In other cases, the moral, legal and philosophical arguments are better conducted in the
Bob Stewart: Is it not the case that the International Criminal Court and the International Criminal
Tribunal for the Former Yugoslavia try crimes against humanity and crimes of
genocide only if there is no way that a national jurisdiction will deal with
the problem? Only then does it go to the ICC or the ICTY.
Rory Stewart: That is a fundamental principle, and my hon. Friend is correct to raise it. In the
international system, we have an important conception of state sovereignty. The
only argument being made today is that state sovereignty is not absolute; it
does not trump everything else, but to return to the language that my hon.
Friend the Member for North East Somerset does not like, up to a certain
threshold, state sovereignty obtains. Up to a certain point, there must be the
opportunity to attempt to resolve the situation domestically, but at that
point, when the state concerned has failed to deal with crimes against
humanity, it is not only legal under the international system but morally
correct for an international court to overrule the national Government.
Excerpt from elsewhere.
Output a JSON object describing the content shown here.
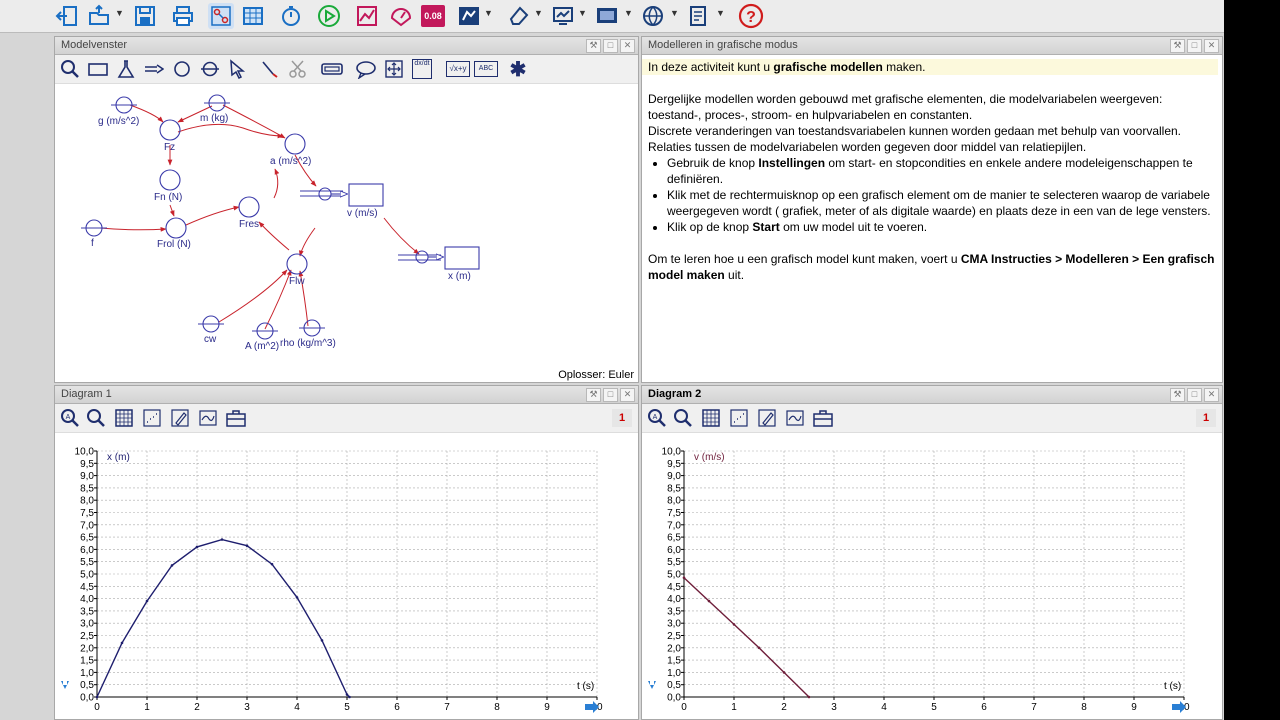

David Mowat: May I press my hon. Friend further on his position on a world court of human rights? The logic
of his position seems to be that the scope of the European court should be
extended as far as possible, given that these things are absolute and not
relative, as he says.
Rory Stewart: That is a very interesting and important question. The answer of course is that when David
Maxwell Fyfe, of whom Conservatives should be proud, and Hartley Shawcross, of
whom the Opposition are equally proud, brought the convention together, the
objective was to spread it as widely as possible. Indeed, for more than 60
years the British Government have had as their policy an attempt to push it as
far as possible, which is why the European convention now extends a long way
beyond the boundaries of the European Union and takes in countries such as Russia.
That is because we believe that the ingredients of the European convention on
human rights are basic, inviolable and universal dignities. If anybody wishes
to sign up to the European convention, we absolutely encourage them to do so.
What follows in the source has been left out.